Un insulto es, muchas veces, un acto reflejo: una respuesta inmediata y sin voluntad; una exclamación que no busca ofender (que es la naturaleza real del insulto voluntario) sino expresar una molestia. O el asombro ante algo incómodo. Escupimos insultos, a veces, en lugar de decir "¡Ay!". Y, hasta ahí, el insulto es casi inofensivo, a veces no dirigido a una persona sino a una situación. Cuando insultamos de tal modo, así, a las vivas, antes de pensar, con el cuerpo y sin la razón, podemos actuar de inmediato si se vuelve ofensa, retractarnos, pedir una disculpa, decir "no era mi intención", y ya está. Asunto resuelto.
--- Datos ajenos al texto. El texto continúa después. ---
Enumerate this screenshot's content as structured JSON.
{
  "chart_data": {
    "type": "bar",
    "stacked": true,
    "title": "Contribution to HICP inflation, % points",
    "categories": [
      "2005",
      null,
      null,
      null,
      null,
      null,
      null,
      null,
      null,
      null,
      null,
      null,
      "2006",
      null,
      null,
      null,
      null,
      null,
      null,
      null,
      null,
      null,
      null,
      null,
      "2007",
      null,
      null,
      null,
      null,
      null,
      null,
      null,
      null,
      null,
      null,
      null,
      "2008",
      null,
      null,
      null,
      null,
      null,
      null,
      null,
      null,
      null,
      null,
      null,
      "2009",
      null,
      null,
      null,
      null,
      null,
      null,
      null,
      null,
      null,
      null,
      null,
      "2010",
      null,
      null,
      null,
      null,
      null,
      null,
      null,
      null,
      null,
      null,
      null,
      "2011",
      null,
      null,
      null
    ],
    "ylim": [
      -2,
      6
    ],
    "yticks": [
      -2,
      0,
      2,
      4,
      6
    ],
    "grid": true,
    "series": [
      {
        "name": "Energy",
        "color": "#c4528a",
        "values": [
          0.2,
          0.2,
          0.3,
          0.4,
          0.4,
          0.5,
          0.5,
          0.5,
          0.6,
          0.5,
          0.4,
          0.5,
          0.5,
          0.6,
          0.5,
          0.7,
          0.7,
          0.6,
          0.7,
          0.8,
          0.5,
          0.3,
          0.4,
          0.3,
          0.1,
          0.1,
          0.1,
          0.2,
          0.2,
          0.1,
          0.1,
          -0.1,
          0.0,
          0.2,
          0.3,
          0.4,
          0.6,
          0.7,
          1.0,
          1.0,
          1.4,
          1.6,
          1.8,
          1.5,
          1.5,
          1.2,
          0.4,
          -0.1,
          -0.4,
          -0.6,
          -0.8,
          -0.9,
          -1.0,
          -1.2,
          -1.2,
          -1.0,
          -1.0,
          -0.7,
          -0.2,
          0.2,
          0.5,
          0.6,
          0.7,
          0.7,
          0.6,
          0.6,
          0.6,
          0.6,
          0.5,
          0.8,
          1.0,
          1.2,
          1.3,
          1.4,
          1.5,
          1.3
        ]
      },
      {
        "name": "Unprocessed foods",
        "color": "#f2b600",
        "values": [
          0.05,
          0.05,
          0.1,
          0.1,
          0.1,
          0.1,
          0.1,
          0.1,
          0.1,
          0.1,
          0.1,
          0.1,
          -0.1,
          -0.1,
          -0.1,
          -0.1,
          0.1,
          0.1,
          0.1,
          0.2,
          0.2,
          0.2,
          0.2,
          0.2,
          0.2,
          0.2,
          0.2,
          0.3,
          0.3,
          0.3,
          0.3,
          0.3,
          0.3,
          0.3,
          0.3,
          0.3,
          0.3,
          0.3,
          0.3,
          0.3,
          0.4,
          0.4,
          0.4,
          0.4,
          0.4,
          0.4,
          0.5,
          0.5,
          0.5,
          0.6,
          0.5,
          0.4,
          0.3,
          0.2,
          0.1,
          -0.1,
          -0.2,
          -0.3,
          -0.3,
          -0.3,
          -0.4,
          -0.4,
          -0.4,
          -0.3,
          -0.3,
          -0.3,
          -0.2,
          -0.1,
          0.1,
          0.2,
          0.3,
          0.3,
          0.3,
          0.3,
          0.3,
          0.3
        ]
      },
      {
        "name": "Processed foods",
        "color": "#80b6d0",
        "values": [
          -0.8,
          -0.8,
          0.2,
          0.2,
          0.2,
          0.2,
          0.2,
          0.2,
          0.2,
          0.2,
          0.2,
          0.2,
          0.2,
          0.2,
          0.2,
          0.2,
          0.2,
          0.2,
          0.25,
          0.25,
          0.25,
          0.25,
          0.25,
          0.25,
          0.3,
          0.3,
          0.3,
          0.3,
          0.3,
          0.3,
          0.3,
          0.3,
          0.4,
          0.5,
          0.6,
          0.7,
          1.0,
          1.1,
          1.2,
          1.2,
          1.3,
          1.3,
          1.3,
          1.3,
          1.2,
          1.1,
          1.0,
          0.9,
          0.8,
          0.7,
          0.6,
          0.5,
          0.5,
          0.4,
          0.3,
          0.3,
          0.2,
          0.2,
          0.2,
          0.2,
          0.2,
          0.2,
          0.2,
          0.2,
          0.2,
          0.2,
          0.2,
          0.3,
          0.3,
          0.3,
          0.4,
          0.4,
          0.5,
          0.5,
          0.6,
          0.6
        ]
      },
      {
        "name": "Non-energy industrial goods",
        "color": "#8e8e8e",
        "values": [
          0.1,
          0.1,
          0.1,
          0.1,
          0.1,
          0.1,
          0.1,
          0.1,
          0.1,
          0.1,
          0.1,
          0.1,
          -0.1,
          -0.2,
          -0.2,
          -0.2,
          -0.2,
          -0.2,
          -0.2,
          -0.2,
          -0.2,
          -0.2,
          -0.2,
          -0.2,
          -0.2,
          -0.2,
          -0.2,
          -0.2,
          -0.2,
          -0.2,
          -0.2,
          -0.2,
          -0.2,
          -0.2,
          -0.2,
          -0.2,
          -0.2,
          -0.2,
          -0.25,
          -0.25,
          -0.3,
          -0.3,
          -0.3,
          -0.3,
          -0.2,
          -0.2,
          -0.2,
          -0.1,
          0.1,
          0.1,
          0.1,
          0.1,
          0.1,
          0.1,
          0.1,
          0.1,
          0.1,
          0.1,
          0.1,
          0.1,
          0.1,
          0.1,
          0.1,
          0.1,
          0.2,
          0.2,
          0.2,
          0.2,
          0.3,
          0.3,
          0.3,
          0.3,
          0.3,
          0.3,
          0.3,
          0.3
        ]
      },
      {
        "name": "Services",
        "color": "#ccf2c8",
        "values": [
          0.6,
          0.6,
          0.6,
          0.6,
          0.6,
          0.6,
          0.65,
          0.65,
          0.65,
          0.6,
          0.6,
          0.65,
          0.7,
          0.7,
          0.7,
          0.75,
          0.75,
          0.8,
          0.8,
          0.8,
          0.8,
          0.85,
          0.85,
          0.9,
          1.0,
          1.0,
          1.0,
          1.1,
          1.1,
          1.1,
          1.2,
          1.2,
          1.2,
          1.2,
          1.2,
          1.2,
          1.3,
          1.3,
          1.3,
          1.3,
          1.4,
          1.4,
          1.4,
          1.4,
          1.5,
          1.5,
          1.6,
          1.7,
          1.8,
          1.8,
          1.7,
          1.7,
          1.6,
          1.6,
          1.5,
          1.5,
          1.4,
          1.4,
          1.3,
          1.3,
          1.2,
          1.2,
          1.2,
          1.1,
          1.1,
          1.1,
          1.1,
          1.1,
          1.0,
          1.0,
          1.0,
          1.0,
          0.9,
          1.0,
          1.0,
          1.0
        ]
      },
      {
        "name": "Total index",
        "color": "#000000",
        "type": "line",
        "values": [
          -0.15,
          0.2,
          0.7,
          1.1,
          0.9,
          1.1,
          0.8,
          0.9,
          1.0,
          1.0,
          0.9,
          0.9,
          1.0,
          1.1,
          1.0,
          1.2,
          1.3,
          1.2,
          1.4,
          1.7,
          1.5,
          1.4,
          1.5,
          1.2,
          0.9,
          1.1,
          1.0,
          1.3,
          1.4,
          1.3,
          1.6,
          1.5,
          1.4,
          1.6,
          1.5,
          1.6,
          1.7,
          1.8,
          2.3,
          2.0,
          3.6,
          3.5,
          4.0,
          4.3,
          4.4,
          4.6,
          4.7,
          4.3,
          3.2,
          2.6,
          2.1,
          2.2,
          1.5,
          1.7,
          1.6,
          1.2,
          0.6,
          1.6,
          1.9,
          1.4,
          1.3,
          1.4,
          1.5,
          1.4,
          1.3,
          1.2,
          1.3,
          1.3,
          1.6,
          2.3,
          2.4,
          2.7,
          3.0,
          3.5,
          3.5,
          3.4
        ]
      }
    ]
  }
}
Hay, sin embargo, insultos que son mucho más que una exclamación y que, ahora sí, lo que persiguen es la ofensa, el ataque al otro, el señalamiento de que hizo algo que nos molestó y que nos llevó a, más allá de discutirlo, pasar a la agresión verbal. Un insulto así llama a otro insulto similar. O más grande, más potente, más penetrante o agudo o incisivo o filoso o perturbador. Los insultos que ofenden buscan sacar a la persona insultada de su sitio o de sus casillas, es decir, anular su ser humano y convertirlo en ser insultado.
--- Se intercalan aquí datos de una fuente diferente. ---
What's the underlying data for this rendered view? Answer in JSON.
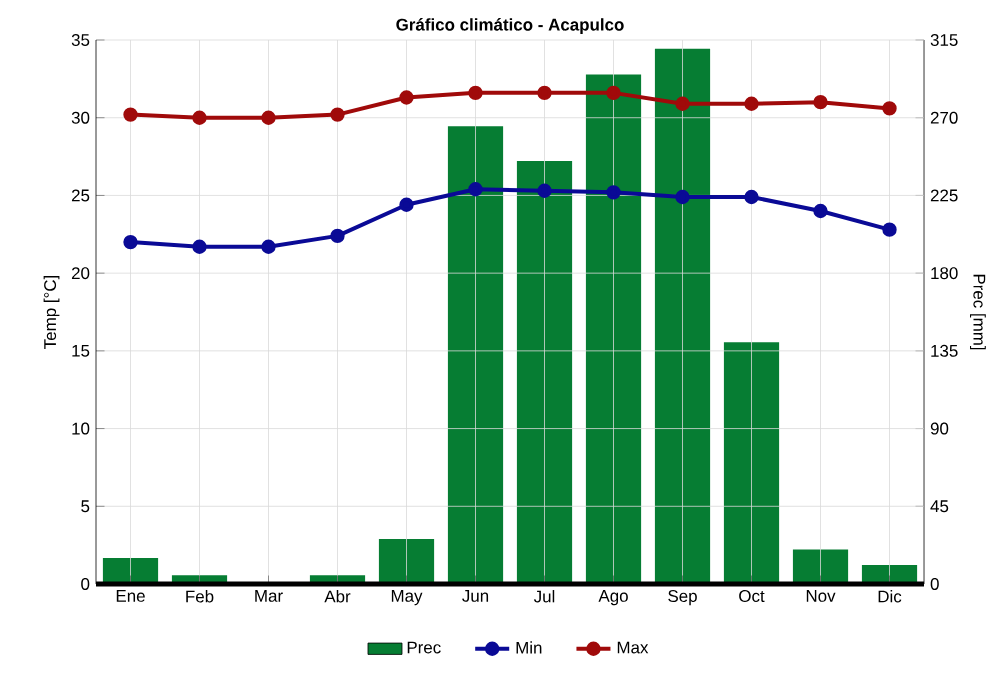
{
  "chart_data": {
    "type": "bar",
    "title": "Gráfico climático - Acapulco",
    "ylabel": "Temp [°C]",
    "y2label": "Prec [mm]",
    "categories": [
      "Ene",
      "Feb",
      "Mar",
      "Abr",
      "May",
      "Jun",
      "Jul",
      "Ago",
      "Sep",
      "Oct",
      "Nov",
      "Dic"
    ],
    "series": [
      {
        "name": "Prec",
        "axis": "y2",
        "color": "#067d33",
        "values": [
          15,
          5,
          1,
          5,
          26,
          265,
          245,
          295,
          310,
          140,
          20,
          11
        ]
      },
      {
        "name": "Min",
        "type": "line",
        "color": "#0a0a96",
        "values": [
          22.0,
          21.7,
          21.7,
          22.4,
          24.4,
          25.4,
          25.3,
          25.2,
          24.9,
          24.9,
          24.0,
          22.8
        ]
      },
      {
        "name": "Max",
        "type": "line",
        "color": "#a00a0a",
        "values": [
          30.2,
          30.0,
          30.0,
          30.2,
          31.3,
          31.6,
          31.6,
          31.6,
          30.9,
          30.9,
          31.0,
          30.6
        ]
      }
    ],
    "ylim": [
      0,
      35
    ],
    "yticks": [
      0,
      5,
      10,
      15,
      20,
      25,
      30,
      35
    ],
    "y2lim": [
      0,
      315
    ],
    "y2ticks": [
      0,
      45,
      90,
      135,
      180,
      225,
      270,
      315
    ],
    "grid": true,
    "legend": "bottom",
    "marker": "circle",
    "line_style": "solid"
  }
}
La fase siguiente del insulto es, según mis cálculos, la denigración. Y es que una cosa es recurrir a un insulto de cajón, genérico, como es el caso de "pendejo" (que en otros países de América Latina quiere decir "mocoso" o "niñito" y no es peyorativo), que lanzar algo tan cargado de peso semántico, social y cultural como "puto" o "pueblerino" o "indio".
Pues bueno, de la denigración, que fue la fase anterior, al acoso hay un solo paso, y entre el acoso y la violencia física se tiende una línea delgadísima y frágil y muy visible en su invisibilidad aparente. El acoso, más en particular, el acoso dirigido a una mujer (que a su vez se vuelve acoso dirigido a todo el género femenino), en México, tiene tantos matices como nombres la nieve en las regiones en las que solo hay nieve y hielo, y muchas veces se disfraza de un gesto amable, aunque su carga sea todo menos las buenas y mejores intenciones.
Que a una mujer la llamen guapa o bonita o hermosa o preciosa, con o sin silbido, con o sin ese raro efecto que hacen los labios masculinos de algo que suelta vapor, lejos de generar una crecida en nuestra autoestima nos provoca, primero, un acto reflejo y, luego, una humillación cubierta de una impotencia aprendida de la que queremos desprendernos para pasar a la acción, a la denuncia. O, por lo menos, al insulto como estrategia de defensa.